What are "informal" currencies? How do people transact using both formal and informal currencies? What economic and social calculations do these financial practices entail, for women in particular? For more, read Magdalena Villarreal and Lya Niño new article in Human Organization, "Financial Practices on the Borderlands (la línea) in times of Crisis" based on their IMTFI-funded research on women who frequently travel back and forth between two border cities in Mexico and the United States!

Article Abstract:
Financial practices are not only about money. This paper discusses how people living and working in the Mexico/United States borderlands weave their economic lives by combining, associating, and disassociating formal and “informal” currencies.
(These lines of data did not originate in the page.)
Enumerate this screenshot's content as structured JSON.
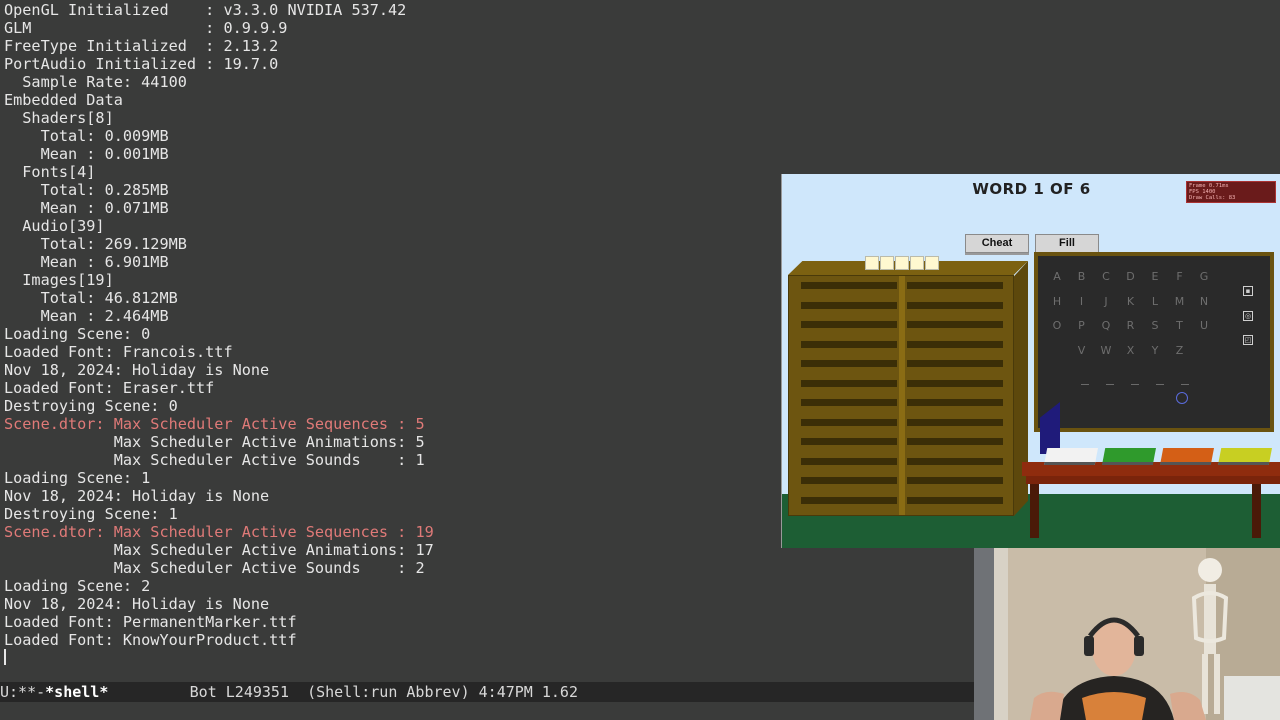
{
  "terminal": {
    "lines": [
      {
        "text": "OpenGL Initialized    : v3.3.0 NVIDIA 537.42",
        "style": "normal"
      },
      {
        "text": "GLM                   : 0.9.9.9",
        "style": "normal"
      },
      {
        "text": "FreeType Initialized  : 2.13.2",
        "style": "normal"
      },
      {
        "text": "PortAudio Initialized : 19.7.0",
        "style": "normal"
      },
      {
        "text": "  Sample Rate: 44100",
        "style": "normal"
      },
      {
        "text": "Embedded Data",
        "style": "normal"
      },
      {
        "text": "  Shaders[8]",
        "style": "normal"
      },
      {
        "text": "    Total: 0.009MB",
        "style": "normal"
      },
      {
        "text": "    Mean : 0.001MB",
        "style": "normal"
      },
      {
        "text": "  Fonts[4]",
        "style": "normal"
      },
      {
        "text": "    Total: 0.285MB",
        "style": "normal"
      },
      {
        "text": "    Mean : 0.071MB",
        "style": "normal"
      },
      {
        "text": "  Audio[39]",
        "style": "normal"
      },
      {
        "text": "    Total: 269.129MB",
        "style": "normal"
      },
      {
        "text": "    Mean : 6.901MB",
        "style": "normal"
      },
      {
        "text": "  Images[19]",
        "style": "normal"
      },
      {
        "text": "    Total: 46.812MB",
        "style": "normal"
      },
      {
        "text": "    Mean : 2.464MB",
        "style": "normal"
      },
      {
        "text": "Loading Scene: 0",
        "style": "normal"
      },
      {
        "text": "Loaded Font: Francois.ttf",
        "style": "normal"
      },
      {
        "text": "Nov 18, 2024: Holiday is None",
        "style": "normal"
      },
      {
        "text": "Loaded Font: Eraser.ttf",
        "style": "normal"
      },
      {
        "text": "Destroying Scene: 0",
        "style": "normal"
      },
      {
        "text": "Scene.dtor: Max Scheduler Active Sequences : 5",
        "style": "warn"
      },
      {
        "text": "            Max Scheduler Active Animations: 5",
        "style": "normal"
      },
      {
        "text": "            Max Scheduler Active Sounds    : 1",
        "style": "normal"
      },
      {
        "text": "Loading Scene: 1",
        "style": "normal"
      },
      {
        "text": "Nov 18, 2024: Holiday is None",
        "style": "normal"
      },
      {
        "text": "Destroying Scene: 1",
        "style": "normal"
      },
      {
        "text": "Scene.dtor: Max Scheduler Active Sequences : 19",
        "style": "warn"
      },
      {
        "text": "            Max Scheduler Active Animations: 17",
        "style": "normal"
      },
      {
        "text": "            Max Scheduler Active Sounds    : 2",
        "style": "normal"
      },
      {
        "text": "Loading Scene: 2",
        "style": "normal"
      },
      {
        "text": "Nov 18, 2024: Holiday is None",
        "style": "normal"
      },
      {
        "text": "Loaded Font: PermanentMarker.ttf",
        "style": "normal"
      },
      {
        "text": "Loaded Font: KnowYourProduct.ttf",
        "style": "normal"
      }
    ]
  },
  "modeline": {
    "status": "U:**-",
    "buffer": "*shell*",
    "position": "Bot L249351",
    "modes": "(Shell:run Abbrev)",
    "time_load": "4:47PM 1.62"
  },
  "game": {
    "title": "WORD 1 OF 6",
    "cheat_label": "Cheat",
    "fill_label": "Fill",
    "debug": [
      "Frame  0.71ms",
      "FPS    1400",
      "Draw Calls: 83"
    ],
    "word_tile_count": 5,
    "alphabet_rows": [
      [
        "A",
        "B",
        "C",
        "D",
        "E",
        "F",
        "G"
      ],
      [
        "H",
        "I",
        "J",
        "K",
        "L",
        "M",
        "N"
      ],
      [
        "O",
        "P",
        "Q",
        "R",
        "S",
        "T",
        "U"
      ],
      [
        "V",
        "W",
        "X",
        "Y",
        "Z"
      ]
    ],
    "blank_count": 5,
    "books": [
      {
        "name": "white",
        "color": "#f2f2f2"
      },
      {
        "name": "green",
        "color": "#2f9a2c"
      },
      {
        "name": "orange",
        "color": "#d45f16"
      },
      {
        "name": "yellow",
        "color": "#c8cf22"
      }
    ],
    "colors": {
      "sky": "#cfe7fb",
      "floor": "#1d5e34",
      "wood": "#6d5510",
      "desk": "#8f2c0e",
      "board": "#2a2a2a"
    }
  }
}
We base our analysis on transactions carried out by women who commute regularly between the twin cities of Mexicali and Calexico, detailing their financial practices; the frameworks of calculation they employ; and the social, cultural, and financial mechanisms they and their families use to cope with their daily lives. These include the use of monetary and non-monetary calculations and resources, different types of indebtedness and forms of reciprocity. Such findings reveal mistakes in the tenets upon which much anti-poverty and financial aid programs are based. A focus on people's use of particular calculations, resources, and social relations will help substantiate better alternatives that can be implemented in supporting their economies.